B-Tree vs LSM Tree — When to Use Which

B-Tree vs LSM Tree — When to Use Which

2026-03-23

Every database must decide: how should data be organized on disk? The two dominant approaches — B-trees and LSM trees — make fundamentally different tradeoffs. B-trees update data in place, optimizing for reads. LSM trees append data sequentially, optimizing for writes.

This isn't a theoretical distinction. It determines whether your database handles 10,000 or 100,000 writes per second, whether reads take 1 disk seek or 5, and whether your storage costs are 1x or 3x.

The B-Tree Approach

A B-tree stores data in sorted order across a tree of pages. Each page is a disk block (typically 8-16 KB). To update a row, the database finds the page containing it, modifies the page in memory, and writes it back to the same location on disk.

Write path: find the page → modify in place → write to WAL → eventually write the page back.

This is a random write — the disk head must seek to the right position. Random writes are slow on spinning disks (5-10ms per seek) and moderately fast on SSDs (0.1ms per operation, but write amplification from the SSD's internal garbage collection).

Read path: traverse the tree from root to leaf. 3-4 page reads for any key in a table of billions. Each page read may be a cache hit (buffer pool) or a disk read.

PostgreSQL, MySQL InnoDB, and SQLite all use B-trees. The read performance is excellent: O(log n) with a branching factor of 100-500 means 3-4 levels for any practical table size.

The LSM Tree Approach

An LSM tree never modifies data in place. Instead:

  1. Write to memtable — an in-memory sorted structure (usually a red-black tree or skip list).
  2. Flush to SSTable — when the memtable is full (~64 MB), write it to disk as a sorted, immutable file.
  3. Compaction — periodically merge SSTables to remove duplicates and reclaim space.

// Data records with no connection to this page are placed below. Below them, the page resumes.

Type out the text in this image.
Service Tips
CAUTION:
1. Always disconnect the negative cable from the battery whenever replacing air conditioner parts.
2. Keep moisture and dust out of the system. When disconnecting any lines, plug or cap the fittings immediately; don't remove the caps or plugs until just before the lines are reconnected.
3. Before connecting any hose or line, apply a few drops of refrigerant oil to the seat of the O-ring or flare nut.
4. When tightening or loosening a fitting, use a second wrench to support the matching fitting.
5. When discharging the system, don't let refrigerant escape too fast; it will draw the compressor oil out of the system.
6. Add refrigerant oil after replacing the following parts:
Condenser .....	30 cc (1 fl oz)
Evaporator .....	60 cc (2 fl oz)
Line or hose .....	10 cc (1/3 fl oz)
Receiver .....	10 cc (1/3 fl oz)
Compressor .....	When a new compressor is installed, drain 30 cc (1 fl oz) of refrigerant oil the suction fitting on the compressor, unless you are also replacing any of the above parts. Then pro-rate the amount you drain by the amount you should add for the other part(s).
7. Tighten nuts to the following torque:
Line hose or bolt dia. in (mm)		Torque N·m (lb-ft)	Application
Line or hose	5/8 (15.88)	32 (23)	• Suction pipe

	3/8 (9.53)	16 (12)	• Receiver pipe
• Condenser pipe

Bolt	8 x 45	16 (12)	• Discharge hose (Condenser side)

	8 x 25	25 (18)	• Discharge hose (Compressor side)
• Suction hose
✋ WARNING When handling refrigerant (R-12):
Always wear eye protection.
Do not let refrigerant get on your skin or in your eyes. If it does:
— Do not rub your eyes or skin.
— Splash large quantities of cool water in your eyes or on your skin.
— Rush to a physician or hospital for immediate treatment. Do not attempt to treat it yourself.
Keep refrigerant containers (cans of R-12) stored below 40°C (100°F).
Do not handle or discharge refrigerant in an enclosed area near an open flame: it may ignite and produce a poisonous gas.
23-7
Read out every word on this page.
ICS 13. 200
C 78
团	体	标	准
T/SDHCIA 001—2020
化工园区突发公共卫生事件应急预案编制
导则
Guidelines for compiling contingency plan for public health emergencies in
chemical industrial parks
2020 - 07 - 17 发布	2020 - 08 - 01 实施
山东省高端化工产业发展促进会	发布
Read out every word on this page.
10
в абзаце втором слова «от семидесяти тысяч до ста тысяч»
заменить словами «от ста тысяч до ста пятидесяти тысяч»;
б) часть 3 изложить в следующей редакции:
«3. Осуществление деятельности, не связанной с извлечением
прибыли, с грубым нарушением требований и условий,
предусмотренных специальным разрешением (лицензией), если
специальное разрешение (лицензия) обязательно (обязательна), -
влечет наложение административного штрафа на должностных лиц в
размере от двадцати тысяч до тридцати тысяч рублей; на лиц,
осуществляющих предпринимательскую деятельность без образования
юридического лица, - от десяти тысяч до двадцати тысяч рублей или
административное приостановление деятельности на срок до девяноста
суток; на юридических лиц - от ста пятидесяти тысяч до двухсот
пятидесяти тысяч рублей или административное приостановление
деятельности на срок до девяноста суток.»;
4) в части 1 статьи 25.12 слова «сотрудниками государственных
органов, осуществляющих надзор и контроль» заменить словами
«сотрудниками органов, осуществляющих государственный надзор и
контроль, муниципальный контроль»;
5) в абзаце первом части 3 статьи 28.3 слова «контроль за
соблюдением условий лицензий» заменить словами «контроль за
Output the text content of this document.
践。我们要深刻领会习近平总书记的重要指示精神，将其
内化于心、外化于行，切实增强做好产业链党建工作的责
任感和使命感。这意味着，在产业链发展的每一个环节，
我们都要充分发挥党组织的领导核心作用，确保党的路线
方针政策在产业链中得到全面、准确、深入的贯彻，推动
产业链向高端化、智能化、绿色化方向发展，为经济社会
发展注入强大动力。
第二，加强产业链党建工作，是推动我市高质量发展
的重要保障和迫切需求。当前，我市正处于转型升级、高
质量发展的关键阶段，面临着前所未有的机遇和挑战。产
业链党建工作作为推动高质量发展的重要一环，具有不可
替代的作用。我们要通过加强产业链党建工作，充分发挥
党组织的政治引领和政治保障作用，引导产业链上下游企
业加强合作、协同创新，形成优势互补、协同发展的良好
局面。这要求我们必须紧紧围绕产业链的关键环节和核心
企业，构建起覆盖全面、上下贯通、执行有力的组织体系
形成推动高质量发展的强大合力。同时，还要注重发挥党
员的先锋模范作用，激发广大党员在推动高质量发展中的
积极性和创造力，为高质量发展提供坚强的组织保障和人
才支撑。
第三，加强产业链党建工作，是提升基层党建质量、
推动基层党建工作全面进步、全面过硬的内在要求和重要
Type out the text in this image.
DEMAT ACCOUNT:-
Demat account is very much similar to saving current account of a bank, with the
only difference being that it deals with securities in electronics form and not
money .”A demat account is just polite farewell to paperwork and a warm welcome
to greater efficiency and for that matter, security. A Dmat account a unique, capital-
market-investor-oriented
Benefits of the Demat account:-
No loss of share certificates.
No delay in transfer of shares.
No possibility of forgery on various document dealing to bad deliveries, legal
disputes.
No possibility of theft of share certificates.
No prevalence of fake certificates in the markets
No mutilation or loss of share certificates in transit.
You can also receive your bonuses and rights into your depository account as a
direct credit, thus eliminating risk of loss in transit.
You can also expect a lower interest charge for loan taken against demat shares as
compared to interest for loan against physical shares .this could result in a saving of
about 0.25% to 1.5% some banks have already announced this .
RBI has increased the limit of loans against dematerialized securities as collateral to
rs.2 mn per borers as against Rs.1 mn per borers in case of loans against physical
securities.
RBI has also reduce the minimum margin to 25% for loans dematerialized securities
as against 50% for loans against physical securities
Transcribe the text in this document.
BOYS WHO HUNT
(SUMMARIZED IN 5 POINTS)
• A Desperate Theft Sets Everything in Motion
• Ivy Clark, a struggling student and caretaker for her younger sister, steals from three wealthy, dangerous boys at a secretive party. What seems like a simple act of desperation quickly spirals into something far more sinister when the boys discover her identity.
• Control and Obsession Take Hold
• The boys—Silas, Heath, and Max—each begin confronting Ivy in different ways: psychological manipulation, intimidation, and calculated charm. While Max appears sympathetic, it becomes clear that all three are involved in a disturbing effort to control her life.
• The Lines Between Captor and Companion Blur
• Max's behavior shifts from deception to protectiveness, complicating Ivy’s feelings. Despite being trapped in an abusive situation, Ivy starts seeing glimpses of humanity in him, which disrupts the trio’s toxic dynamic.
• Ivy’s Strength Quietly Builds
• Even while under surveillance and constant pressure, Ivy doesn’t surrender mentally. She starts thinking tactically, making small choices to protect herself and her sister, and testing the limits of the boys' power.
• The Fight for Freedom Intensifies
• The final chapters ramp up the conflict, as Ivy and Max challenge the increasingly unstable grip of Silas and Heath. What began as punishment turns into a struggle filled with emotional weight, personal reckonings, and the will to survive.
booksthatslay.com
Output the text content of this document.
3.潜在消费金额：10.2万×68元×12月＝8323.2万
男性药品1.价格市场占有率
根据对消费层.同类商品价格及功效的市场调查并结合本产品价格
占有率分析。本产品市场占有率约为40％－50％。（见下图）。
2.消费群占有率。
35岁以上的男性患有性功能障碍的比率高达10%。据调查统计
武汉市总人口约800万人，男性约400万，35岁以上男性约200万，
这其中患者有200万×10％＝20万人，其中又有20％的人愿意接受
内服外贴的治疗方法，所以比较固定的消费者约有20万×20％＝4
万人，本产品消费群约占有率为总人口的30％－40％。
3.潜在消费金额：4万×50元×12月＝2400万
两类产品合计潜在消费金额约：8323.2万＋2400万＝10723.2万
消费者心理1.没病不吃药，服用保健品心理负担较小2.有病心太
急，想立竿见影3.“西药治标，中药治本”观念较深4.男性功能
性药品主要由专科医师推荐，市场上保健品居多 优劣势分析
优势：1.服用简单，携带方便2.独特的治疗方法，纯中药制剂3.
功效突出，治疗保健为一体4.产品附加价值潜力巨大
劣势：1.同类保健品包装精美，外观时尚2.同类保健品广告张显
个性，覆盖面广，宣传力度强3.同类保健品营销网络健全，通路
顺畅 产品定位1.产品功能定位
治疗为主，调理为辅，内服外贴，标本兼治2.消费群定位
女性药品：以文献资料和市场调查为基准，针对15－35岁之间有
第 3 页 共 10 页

Write path: append to memtable (memory) → flush sequentially to disk. Sequential writes are the fastest possible disk access pattern — 10-100x faster than random writes.

Read path: check memtable → check each SSTable level (newest first) → use Bloom filters to skip irrelevant SSTables. Reads may need to check multiple files, making them slower than a single B-tree traversal.

RocksDB, LevelDB, Cassandra, ScyllaDB, and CockroachDB all use LSM trees.

The Tradeoffs

B-TreeLSM Tree
Write patternRandom (update in place)Sequential (append only)
Write throughputModerateHigh (2-10x faster)
Read latencyLow (one tree traversal)Higher (multiple SSTable checks)
Space amplificationLow (one copy of each row)Higher (multiple versions until compaction)
Write amplificationModerate (WAL + page write)Higher (compaction rewrites data)
CPU during compactionNoneSignificant (background merging)
Predictable latencyYesNo (compaction can cause spikes)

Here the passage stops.